Have a question for Google? No, not the kind you enter into a search box. The kind for Matt Cutts -- one of the few faces you see regularly speaking on behalf of the search behemoth. He gives some behind-the-scenes information on why they did this or that, or if what you heard they were doing is actually true.
If you have a new question for him, well, you're too late. Questions are closed. But, you can still vote up my question for Matt Cutts
. I think the answer is important to the future of the Web.
The burning question I have (and that's burning me up) is "won't 'not provided' make the Web worse?"
You can probably tell what I think the answer is. It's one of those things which, I said earlier this week, makes me like Google less
than I did.
I agree with the venerable Poynter Institute
, it's hurting the Web more each day. It's not just marketers that are being hurt by the now-withheld information. It's impacting everyone -- website owners and website users.

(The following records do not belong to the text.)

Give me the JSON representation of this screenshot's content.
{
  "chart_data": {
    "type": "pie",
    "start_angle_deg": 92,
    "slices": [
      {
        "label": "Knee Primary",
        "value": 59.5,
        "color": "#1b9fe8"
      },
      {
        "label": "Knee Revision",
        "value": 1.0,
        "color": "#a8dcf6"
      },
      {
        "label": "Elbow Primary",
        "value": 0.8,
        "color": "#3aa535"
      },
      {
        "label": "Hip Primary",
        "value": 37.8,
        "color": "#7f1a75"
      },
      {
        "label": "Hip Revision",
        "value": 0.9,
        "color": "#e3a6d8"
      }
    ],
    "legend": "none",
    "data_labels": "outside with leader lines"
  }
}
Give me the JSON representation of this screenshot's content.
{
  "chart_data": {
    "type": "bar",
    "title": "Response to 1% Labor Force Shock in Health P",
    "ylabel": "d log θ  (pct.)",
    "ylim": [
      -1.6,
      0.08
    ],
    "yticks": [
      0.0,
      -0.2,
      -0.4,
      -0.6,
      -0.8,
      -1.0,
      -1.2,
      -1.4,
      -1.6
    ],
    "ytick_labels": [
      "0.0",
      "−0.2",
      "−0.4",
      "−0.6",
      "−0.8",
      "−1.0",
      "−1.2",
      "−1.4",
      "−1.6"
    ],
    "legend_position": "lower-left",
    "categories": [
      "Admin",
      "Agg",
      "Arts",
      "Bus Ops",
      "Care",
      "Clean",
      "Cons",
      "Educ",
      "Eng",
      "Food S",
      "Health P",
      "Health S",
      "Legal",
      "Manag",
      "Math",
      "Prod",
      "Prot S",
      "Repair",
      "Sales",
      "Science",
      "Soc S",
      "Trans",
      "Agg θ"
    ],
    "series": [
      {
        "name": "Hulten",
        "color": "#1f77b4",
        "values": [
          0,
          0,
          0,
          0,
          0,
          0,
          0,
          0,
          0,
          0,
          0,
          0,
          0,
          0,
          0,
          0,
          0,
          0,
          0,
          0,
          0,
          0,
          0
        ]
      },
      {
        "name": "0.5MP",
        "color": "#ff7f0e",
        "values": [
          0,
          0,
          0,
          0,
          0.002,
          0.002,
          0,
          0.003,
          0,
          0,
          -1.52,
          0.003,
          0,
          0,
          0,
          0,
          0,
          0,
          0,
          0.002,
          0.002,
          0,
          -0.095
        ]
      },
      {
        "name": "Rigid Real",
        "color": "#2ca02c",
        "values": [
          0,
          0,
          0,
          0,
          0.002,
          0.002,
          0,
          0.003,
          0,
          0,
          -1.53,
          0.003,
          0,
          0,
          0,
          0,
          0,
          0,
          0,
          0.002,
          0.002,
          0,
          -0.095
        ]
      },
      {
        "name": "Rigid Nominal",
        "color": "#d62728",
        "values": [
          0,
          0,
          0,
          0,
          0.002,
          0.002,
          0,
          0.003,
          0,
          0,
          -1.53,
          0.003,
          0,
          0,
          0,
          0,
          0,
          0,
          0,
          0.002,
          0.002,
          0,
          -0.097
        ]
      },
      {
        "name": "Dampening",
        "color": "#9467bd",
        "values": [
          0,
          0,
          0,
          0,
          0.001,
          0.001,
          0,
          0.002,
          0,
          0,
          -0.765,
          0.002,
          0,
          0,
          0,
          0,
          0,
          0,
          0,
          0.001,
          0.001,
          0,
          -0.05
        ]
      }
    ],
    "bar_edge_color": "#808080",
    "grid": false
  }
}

When you can help visitors get to where they want to go faster, everyone wins. And, sure, you can infer what the search visitor was looking for when they arrived at the site, and whether they found what they were looking for or bounced.
"Infer" isn't far off from "assume," though. There's at least one clever saying about what happens when one assumes.
Another great inference, later proved to not be true, is: the whiskey missing from the barrel was consumed by angels
. History is littered with bad inferences, because they're easy to make in the absence of observation or scientific data.
I've always heard that Google hires the top scientists in their field. Shouldn't they support exact data, too, rather than making improvements based on inferences and assumptions?